The Lord Jesus Christ fulfilled the prophecy of Isa. 61:1-2a with His first
advent, and will fulfill Isa. 61:2b with His second advent in connection with
the conclusion of “the day of vengeance” (Isa. 61:2b; cf. 34:8; 35:4;
63:4). Christ’s employment of targuming OT Hebrew texts gave further
complementation to the interpretation of these texts and additional contribution
to the whole of Christian theology.
Summary of the Two Views
As the student of Scripture juxtapositions View One with
View Two, it is biblically clear that View One has no biblical merit, and that
View Two has full scriptural support and full harmony with bibliological truth
(see Chart # 2). View One must argue that the Lord did not promise to preserve
His words intact for future generations, and that in fact He did not preserve
them. Next, View One must argue that the Greek OT LXX had the history,
character and purity to be the source from which the Son of God would draw his
OT quotes. Then View One must demonstrate, unambiguously, that the Lord and the
Apostles employed the LXX to evangelize Jews or Gentiles. Next, this
view must completely ignore the expression gegraptai (“it is written”).
Then View One must use the expression “quote” to mean “loose citation,” since
there is really very little direct, verbatim quoting practiced by Christ or the
Apostles. Then this position must rationalize this extremely weak bibliology of
our Lord by stating that since the Savior had such a low view of His Bible the
Christian may have that same low view. This view then propagates the
blasphemous notion that all texts, manuscripts and translations make up the
on-going, evolving word of God, which culmination for completion is hampered
only by newer archaeological finds and the latest theories in Text Criticism.
View Two, which teaches that the Lord Jesus Christ and the
Apostles targumed the OT, builds its biblical defense on the interpretation of
many Scriptures. The Lord believed the OT words were preserved (Ps. 12:6-7; Mt.

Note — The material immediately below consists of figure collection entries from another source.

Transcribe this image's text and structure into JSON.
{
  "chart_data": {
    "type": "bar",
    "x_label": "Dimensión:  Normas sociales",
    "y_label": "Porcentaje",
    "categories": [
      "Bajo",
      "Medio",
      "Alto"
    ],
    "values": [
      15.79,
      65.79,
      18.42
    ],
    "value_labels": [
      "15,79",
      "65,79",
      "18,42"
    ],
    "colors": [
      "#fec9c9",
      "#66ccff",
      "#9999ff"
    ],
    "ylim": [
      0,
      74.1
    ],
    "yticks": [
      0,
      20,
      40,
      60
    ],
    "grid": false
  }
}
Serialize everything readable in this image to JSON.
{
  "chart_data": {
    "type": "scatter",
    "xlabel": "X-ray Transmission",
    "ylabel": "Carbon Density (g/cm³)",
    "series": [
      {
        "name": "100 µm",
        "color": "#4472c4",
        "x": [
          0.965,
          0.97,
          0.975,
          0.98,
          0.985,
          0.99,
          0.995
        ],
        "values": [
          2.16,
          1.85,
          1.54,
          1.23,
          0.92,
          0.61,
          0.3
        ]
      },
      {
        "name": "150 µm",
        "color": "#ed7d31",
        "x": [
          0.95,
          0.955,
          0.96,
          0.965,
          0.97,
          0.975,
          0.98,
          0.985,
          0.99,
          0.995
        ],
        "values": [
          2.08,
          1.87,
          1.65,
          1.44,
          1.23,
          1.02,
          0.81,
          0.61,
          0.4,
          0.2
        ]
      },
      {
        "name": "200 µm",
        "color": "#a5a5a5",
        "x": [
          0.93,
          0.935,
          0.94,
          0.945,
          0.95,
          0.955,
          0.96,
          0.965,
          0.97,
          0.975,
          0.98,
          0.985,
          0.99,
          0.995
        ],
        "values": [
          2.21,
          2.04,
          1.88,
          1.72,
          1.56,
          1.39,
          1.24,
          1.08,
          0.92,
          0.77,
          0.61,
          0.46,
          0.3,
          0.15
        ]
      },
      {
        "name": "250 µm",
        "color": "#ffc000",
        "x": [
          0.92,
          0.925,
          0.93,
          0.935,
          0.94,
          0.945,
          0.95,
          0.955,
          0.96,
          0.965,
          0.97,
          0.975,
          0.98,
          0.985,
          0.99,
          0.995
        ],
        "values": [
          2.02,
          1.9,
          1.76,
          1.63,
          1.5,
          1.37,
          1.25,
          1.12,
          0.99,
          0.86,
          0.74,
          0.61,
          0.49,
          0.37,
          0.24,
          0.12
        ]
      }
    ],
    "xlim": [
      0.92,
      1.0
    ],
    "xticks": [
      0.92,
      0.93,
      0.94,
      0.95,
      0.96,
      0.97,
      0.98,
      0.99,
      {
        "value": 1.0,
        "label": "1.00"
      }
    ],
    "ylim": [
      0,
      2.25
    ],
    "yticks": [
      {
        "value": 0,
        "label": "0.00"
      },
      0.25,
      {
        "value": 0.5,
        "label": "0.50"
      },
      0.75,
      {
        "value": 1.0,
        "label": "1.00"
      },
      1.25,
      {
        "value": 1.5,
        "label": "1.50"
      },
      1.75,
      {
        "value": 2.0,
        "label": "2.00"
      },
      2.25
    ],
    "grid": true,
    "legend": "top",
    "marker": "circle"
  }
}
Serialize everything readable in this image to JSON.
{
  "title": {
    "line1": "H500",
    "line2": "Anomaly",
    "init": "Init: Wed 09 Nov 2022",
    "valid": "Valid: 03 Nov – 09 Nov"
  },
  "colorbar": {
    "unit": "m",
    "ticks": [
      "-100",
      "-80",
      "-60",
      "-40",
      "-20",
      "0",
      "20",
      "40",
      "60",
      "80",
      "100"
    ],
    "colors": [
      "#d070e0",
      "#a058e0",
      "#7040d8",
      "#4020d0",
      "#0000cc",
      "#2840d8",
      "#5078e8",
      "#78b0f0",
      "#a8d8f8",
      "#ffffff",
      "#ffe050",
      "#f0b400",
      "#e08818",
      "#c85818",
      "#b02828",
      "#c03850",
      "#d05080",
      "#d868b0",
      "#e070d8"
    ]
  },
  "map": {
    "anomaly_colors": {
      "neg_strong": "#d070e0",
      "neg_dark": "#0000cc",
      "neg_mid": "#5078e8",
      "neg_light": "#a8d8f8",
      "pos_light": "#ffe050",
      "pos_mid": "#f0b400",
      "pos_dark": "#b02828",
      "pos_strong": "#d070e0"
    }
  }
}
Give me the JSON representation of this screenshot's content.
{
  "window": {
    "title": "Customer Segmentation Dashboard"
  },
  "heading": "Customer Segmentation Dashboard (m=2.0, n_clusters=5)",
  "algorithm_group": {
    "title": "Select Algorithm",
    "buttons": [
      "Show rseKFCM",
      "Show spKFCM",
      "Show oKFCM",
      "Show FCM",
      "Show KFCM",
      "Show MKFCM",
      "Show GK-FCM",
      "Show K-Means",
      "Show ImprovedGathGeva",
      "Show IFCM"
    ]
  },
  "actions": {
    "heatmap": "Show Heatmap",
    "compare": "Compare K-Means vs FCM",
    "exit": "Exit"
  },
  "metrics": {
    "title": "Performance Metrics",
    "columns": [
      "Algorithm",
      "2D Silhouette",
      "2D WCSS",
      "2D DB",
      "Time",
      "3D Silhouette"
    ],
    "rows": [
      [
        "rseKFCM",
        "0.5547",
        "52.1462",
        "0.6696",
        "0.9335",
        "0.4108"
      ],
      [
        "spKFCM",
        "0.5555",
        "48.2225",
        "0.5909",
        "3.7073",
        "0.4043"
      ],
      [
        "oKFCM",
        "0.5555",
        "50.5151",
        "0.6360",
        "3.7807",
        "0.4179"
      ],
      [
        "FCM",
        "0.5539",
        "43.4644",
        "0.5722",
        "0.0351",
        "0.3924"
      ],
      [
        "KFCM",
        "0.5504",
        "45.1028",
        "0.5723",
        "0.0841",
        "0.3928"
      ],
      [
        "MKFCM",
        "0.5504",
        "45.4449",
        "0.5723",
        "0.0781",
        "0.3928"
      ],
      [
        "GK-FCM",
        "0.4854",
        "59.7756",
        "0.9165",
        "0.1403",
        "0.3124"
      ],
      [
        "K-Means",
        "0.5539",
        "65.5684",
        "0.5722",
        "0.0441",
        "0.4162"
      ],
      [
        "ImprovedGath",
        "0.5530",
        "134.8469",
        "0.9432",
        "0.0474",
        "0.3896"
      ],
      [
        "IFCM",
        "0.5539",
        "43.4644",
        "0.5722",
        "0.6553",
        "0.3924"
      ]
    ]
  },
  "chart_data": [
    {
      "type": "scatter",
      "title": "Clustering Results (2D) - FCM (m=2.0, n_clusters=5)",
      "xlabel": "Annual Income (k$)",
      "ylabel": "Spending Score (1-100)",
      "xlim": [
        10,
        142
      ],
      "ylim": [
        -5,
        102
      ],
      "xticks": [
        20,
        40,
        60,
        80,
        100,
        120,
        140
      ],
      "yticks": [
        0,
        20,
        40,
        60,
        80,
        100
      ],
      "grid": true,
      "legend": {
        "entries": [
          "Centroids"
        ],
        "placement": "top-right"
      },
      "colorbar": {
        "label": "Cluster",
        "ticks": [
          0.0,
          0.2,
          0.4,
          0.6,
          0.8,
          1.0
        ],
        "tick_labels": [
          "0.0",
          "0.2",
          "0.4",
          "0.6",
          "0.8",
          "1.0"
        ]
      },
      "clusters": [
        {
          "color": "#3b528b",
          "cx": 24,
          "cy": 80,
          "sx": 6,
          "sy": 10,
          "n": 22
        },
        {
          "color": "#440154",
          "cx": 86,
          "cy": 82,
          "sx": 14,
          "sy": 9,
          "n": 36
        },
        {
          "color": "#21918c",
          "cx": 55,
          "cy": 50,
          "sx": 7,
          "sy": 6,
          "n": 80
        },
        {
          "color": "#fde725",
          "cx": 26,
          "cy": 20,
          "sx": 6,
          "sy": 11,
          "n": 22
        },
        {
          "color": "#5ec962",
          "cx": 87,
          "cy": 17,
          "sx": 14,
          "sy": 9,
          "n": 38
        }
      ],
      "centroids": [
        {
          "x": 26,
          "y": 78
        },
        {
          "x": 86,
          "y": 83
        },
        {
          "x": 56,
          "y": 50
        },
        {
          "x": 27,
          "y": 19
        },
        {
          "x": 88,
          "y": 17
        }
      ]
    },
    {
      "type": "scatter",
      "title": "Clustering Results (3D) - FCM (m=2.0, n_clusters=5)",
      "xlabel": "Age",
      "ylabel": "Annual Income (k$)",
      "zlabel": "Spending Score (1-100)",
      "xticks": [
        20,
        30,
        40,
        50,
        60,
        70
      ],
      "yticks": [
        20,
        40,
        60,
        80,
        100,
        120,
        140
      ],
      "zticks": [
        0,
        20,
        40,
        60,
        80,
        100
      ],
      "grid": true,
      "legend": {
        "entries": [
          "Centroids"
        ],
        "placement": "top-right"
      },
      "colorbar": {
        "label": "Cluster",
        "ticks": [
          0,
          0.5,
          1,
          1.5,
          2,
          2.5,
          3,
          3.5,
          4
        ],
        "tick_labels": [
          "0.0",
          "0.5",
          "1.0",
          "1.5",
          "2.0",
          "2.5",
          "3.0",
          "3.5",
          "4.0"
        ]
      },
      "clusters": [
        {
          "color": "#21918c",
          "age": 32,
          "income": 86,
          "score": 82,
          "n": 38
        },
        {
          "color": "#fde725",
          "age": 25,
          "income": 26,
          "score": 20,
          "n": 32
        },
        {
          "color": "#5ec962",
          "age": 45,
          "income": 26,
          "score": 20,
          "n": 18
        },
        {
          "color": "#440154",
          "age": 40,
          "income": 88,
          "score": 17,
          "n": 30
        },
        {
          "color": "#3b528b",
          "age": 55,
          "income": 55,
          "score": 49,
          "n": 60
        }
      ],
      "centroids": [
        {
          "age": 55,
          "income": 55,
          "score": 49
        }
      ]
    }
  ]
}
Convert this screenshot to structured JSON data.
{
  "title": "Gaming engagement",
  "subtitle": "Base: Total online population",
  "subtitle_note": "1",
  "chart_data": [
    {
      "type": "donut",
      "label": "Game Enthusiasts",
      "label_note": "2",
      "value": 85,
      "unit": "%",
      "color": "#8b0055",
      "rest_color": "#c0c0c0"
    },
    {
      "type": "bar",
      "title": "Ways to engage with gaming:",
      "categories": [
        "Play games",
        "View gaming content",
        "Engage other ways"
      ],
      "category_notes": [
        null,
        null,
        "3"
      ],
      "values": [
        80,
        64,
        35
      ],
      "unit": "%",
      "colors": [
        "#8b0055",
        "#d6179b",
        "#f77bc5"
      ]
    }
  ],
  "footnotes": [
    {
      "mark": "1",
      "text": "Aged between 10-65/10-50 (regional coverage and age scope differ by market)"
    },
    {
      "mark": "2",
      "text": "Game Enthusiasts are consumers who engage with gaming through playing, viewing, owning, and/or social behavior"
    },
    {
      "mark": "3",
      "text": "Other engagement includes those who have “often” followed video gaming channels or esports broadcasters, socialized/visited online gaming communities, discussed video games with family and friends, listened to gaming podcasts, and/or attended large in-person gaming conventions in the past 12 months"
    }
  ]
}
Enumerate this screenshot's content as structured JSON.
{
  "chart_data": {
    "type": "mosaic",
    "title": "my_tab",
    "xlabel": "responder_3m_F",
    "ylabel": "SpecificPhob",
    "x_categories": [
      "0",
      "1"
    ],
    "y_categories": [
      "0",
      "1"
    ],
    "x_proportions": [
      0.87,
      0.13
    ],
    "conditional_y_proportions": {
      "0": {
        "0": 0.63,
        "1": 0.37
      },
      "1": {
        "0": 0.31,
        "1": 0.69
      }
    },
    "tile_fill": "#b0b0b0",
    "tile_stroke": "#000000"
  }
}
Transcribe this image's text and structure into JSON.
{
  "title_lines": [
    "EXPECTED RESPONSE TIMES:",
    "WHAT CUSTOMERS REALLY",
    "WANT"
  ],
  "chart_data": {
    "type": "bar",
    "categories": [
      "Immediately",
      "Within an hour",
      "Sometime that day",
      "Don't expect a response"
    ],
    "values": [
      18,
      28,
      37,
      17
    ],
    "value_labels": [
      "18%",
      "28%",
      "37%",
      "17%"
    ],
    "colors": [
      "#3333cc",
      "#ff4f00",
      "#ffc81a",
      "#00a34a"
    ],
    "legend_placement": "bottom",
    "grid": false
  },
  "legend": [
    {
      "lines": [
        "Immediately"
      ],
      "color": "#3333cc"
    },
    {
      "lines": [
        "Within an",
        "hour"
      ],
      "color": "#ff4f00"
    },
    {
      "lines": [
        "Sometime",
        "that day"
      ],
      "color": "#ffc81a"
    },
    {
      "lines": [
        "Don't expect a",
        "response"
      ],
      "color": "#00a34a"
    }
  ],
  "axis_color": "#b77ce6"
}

4:4) including the Hebrew jots and tittles (Mt. 5:18), and referred to the
three-fold division of the Tanak (Lk. 11:51 and 24:44). He and the
Apostles never used the LXX to evangelize Jews or Gentiles, but instead
employed the Hebrew text for Jews and the Greek NT words for Gentiles (Mk.
7:26-30; Acts 2:42). In targuming the Hebrew OT, they expanded God’s NT
revelation to include not only His NT doctrine but this divinely-complemented OT
explanation within the text of the NT Scriptures.
Conclusion
The prevailing consensus of biblical scholarship maintains
that Christ and the Apostles quoted from the LXX as their OT Scriptures.
These scholars must insist upon this untenable assumption to justify their
biblically weak position on the Hebrew and Greek texts and their subsequent
translations. The Bible refutes this ancient and popular false notion.
Instead, Christ and the Apostles had the preserved Hebrew words intact in their
possession and preached from them. In addition, they expanded the text of
Scripture by giving their inspired Targums of various OT Hebrew
passages. These Targums were recorded by the writers of Scripture in the
Gospels, Acts and the Epistles. This interpretation of the biblical phenomenon
denies that the Lord used an inferior translation such as the LXX for His
OT Bible, and instead posits that He utilized the preserved Hebrew text and
expanded on it with inspired Targums. This high view of bibliology
requires Christians of all centuries and languages to recognize that God
preserved His Hebrew, Aramaic, and Greek words in the original languages and
that these preserved words must be the foundation for all bibliological truth,
including all translational efforts of Scripture. “Yea, let God be true, but
every man a liar; as it is written, That thou mightest be justified in thy
sayings, and mightest overcome when thou art judged” (Rom 3:4).